CNN Catches Obama's Falsehood on Sequester; Networks Barely Report It
CNN's Dana Bash fact-checked President Obama's falsehood about the sequester on Friday, but the major networks didn't exactly follow CNN's lead in reporting the distortion that Capitol Hill janitors and police would receive a pay cut because of the sequester.
In his Friday press conference, Obama claimed, "They're going to have less pay, the [Capitol Hill] janitors, the security guards. They just got a pay cut." Shortly after that, CNN's Bash obtained from the Senate Sergeant-at-Arms that the workers would not receive a pay cut, just a limit on overtime pay.
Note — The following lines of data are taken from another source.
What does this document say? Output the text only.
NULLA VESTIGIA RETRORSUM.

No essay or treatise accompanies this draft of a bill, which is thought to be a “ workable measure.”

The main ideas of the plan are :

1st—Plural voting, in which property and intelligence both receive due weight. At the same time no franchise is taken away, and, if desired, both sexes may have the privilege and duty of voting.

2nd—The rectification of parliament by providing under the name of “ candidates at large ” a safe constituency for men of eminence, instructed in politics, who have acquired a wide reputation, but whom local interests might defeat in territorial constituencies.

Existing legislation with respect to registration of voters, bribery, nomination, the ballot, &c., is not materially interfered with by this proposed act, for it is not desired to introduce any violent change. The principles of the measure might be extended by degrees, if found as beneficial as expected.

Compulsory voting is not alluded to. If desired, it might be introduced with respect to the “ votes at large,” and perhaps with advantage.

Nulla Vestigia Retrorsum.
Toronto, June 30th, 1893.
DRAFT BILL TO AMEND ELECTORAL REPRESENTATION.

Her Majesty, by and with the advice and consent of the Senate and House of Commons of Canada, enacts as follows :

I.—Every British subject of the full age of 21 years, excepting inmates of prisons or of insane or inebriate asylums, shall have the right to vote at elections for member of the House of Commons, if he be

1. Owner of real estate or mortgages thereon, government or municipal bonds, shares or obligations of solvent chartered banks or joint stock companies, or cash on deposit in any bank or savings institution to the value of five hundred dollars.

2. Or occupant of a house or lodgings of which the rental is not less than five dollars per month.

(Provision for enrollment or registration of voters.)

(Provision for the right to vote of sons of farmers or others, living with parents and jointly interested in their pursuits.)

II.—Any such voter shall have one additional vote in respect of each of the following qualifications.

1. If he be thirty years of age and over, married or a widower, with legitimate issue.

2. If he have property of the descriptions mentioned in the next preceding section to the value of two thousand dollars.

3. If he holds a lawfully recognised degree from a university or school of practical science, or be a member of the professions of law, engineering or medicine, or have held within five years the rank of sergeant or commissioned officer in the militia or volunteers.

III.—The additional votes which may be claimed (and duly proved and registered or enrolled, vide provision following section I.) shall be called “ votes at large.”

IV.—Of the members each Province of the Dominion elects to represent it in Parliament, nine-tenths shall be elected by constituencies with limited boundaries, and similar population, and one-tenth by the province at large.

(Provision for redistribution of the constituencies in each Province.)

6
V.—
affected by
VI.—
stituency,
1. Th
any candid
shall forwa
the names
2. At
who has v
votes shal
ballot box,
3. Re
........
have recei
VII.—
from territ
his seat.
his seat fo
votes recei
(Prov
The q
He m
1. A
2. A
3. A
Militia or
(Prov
NBC ignored the distortion on its weekend newscasts, while CBS and ABC reported it one time each.
This Week host George Stephanopoulos brought up the claim about the sequester in a Sunday interview with White House economic adviser Gene Sperling:
"And at least twice this week the administration got caught exaggerating the impact. The President claimed the Capitol janitors are going to get a pay cut. The architect of the Capitol denied that. He said it was premature at best."
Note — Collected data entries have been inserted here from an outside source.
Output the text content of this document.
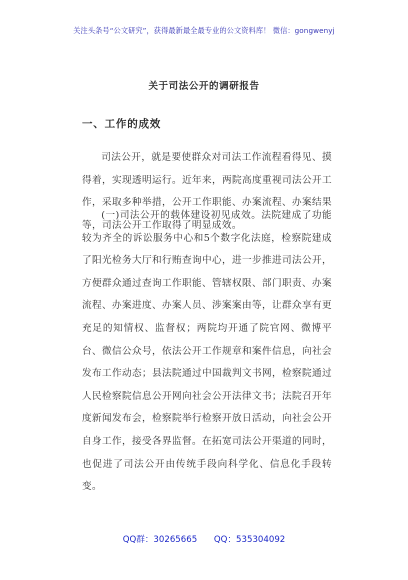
关注头条号“公文研究”，获得最新最全最专业的公文资料库！ 微信：gongwenyj
关于司法公开的调研报告
一、工作的成效

司法公开，就是要使群众对司法工作流程看得见、摸得着，实现透明运行。近年来，两院高度重视司法公开工作，采取多种举措，公开工作职能、办案流程、办案结果等，司法公开工作取得了明显成效。

(一)司法公开的载体建设初见成效。法院建成了功能较为齐全的诉讼服务中心和5个数字化法庭，检察院建成了阳光检务大厅和行贿查询中心，进一步推进司法公开，方便群众通过查询工作职能、管辖权限、部门职责、办案流程、办案进度、办案人员、涉案案由等，让群众享有更充足的知情权、监督权；两院均开通了院官网、微博平台、微信公众号，依法公开工作规章和案件信息，向社会发布工作动态；县法院通过中国裁判文书网，检察院通过人民检察院信息公开网向社会公开法律文书；法院召开年度新闻发布会，检察院举行检察开放日活动，向社会公开自身工作，接受各界监督。在拓宽司法公开渠道的同时，也促进了司法公开由传统手段向科学化、信息化手段转变。

QQ群：30265665 QQ：535304092
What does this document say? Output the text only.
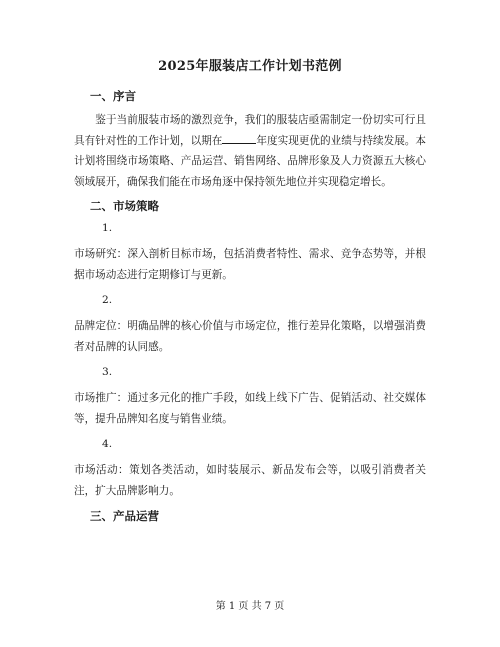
2025年服装店工作计划书范例
一、序言

鉴于当前服装市场的激烈竞争，我们的服装店亟需制定一份切实可行且具有针对性的工作计划，以期在	年度实现更优的业绩与持续发展。本计划将围绕市场策略、产品运营、销售网络、品牌形象及人力资源五大核心领域展开，确保我们能在市场角逐中保持领先地位并实现稳定增长。

二、市场策略
1.

市场研究：深入剖析目标市场，包括消费者特性、需求、竞争态势等，并根据市场动态进行定期修订与更新。

2.

品牌定位：明确品牌的核心价值与市场定位，推行差异化策略，以增强消费者对品牌的认同感。

3.

市场推广：通过多元化的推广手段，如线上线下广告、促销活动、社交媒体等，提升品牌知名度与销售业绩。

4.

市场活动：策划各类活动，如时装展示、新品发布会等，以吸引消费者关注，扩大品牌影响力。

三、产品运营
第 1 页 共 7 页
Meanwhile, CBS White House correspondent Major Garrett reported this on Saturday's CBS Evening News: "The White House has been accused by fact checkers of The Washington Post of exaggerating the speed and severity of education job losses and janitorial cuts on Capitol Hill."
Contrary to the networks' near-blackout of the matter, CNN was on the story from the beginning. Bash tweeted her fact-check shortly after the President's press conference and her report aired twice on Friday's The Situation Room. CNN made two other mentions of Obama's fiction, once on Saturday's 12 p.m. hour of Newsroom and then during the 8 a.m. hour of CNN Sunday Morning.
However, the three major networks reported the President's falsity twice over the entire weekend.